バイト代は改造車「メデューサ号(…)」に注ぎ込み、街外れの野っ原でお手製の火炎放射器を手に親友と2人で試し打ち(放射)してはキャッキャして喜んでるヾ(*´∀`*)ノキャッキャ
彼等の夢は核戦争で全ての文明が滅んだ世界の荒野を地平線の彼方までメデューサ号でぶっ飛ばす事。
某探偵ナイトスクープと言う番組でゾンビの襲撃に備えて武器(おもちゃ)やトラップを用意してその日が来るのを心待ちにしているチビッコ達が登場したのですがやってる事はそのチビッコ達と完全に同レベル。
もう誰が見てもどうしようもない日々。
しかし分かります。
現実は楽しくないし何もない。
何者にもなれないのはもう解ってるからせめて夢の中妄想の世界でぐらいヒューマンガス様になりたい。
授業中に学校が武装集団に占拠されて自分が隠された能力で全員倒すとか、突然窓をぶち破って現れるバイクに跨った美少女(栗山千明)が「一緒に来てちょうだい」と言ったり、このエターナルフォースブリザード奴らは死ぬ感。
この、うんうんわかるわかる共感出来る~(*˘︶˘*).。
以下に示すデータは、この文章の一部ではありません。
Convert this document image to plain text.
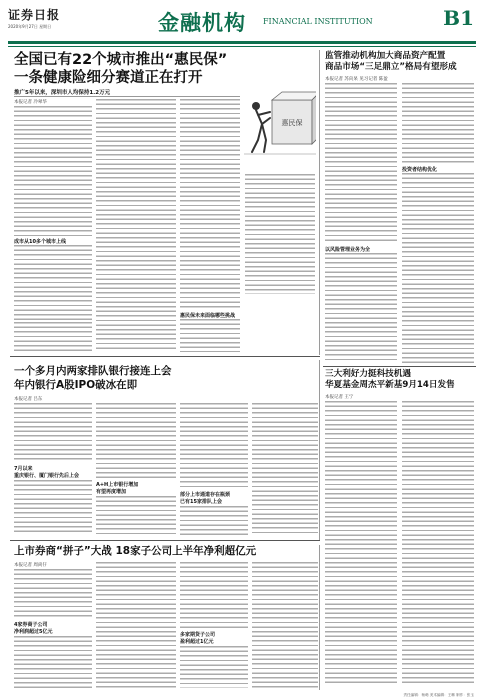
证券日报
2020年9月27日 星期日	金融机构 FINANCIAL INSTITUTION	B1
全国已有22个城市推出“惠民保”
一条健康险细分赛道正在打开
推广5年以来，深圳市人均保持1.2万元
本报记者 冷翠华
成市从10多个城市上线
惠民保未来面临哪些挑战
惠民保
监管推动机构加大商品资产配置
商品市场“三足鼎立”格局有望形成
本报记者 苏向杲 见习记者 陈盈
以风险管理业务为全
投资者结构优化
一个多月内两家排队银行接连上会
年内银行A股IPO破冰在即
本报记者 吕东
7月以来
重庆银行、厦门银行先后上会
A+H上市银行增加
有望再度增加	部分上市通道存在瓶颈
已有15家排队上会
三大利好力挺科技机遇
华夏基金周杰平新基9月14日发售
本报记者 王宁
上市券商“拼子”大战 18家子公司上半年净利超亿元
本报记者 周尚仔
4家券商子公司
净利润超过5亿元	多家期货子公司
盈利超过1亿元
责任编辑：杨萌 美术编辑：王琳 制作：张玉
.:*♡レベルは『すーちゃん まいちゃん さわ子さん』の比ではありません。
(そう言えば『すーちゃん まいちゃん さわ子さん』に高部あい出てましたね。ファンだったので残念です)
そんなウッドローに降って湧いた様なロマンス。
一生縁がないと思っていた女の子とのデートやあれやこれや。
もう我を失うのも仕方が無いと思います。
そしてやっぱりと言うか彼女ミリーにはちゃんと彼氏がおり突き付けられる辛い現実「ウッドロー君の事はお友達だと思っていたの」「え…(・д・。)」この彼氏発覚のエピソードもミリーの部屋にウッドローが行くとミリーは彼氏とのえっちな事の真最中で驚いて道路に飛び出したウッドローは車に跳ねられると言う2重3重に悲惨過ぎて目も当てられない事に成っています(酷)
そして後半戦行ってみよー!とばかりにここからは現実とも夢ともつかない狂気と幻想の世界へと入って行きます。
エイデンと一緒にミリーとその彼氏に嫌がらせしたり庭で火炎放射器ぶっぱなしたり仕返しに大事なメデューサ号ぶっ壊されたり報復合戦がどんどんエスカレートして取り返しのつかない事態に成っていくのですが、全てが主人公の主観で進んで行く為死んだ筈の人が又登場したり明らかに時間や空間が狂っています。
それも当然でこれらは全てが妄想、主人公がやった事とは言えばエイデンと2人彼女が置いてった荷物を缶カラに入れて燃やしただけ。
「俺達ヒューマンガスにはなれなかったな…」…(-ω-;)彡ヒュー。
という余りにも寂しい話し。
全て【妄想】と片付けてしまう事も出来るかも知れませんがウッドローにとっては現実でも妄想でもそんな事に意味はないのかもしれません。
この狂った主人公の主観で全てが描かれる作品は夢野久作の『ドグラ・マグラ』最近では『バードマン』も有りましたが単純に夢オチ妄想オチで片付けてしまうのは主人公が味わった苦痛やそれ迄の必死の頑張りに対して余りに冷たすぎる。
せめて自分は主人公と同じ夢や妄想を体験(映画で見る)事が出来たのだから「うんうんわかるわかる(*˘︶˘*).。.:*♡」と共感したい。
それにこの作品、後半以降だけでなくに全てが主人公の妄想の様な気もします。
お友達のエイデンが余りにいいヤツ過ぎて現実の人間ぽくないからかもしれません。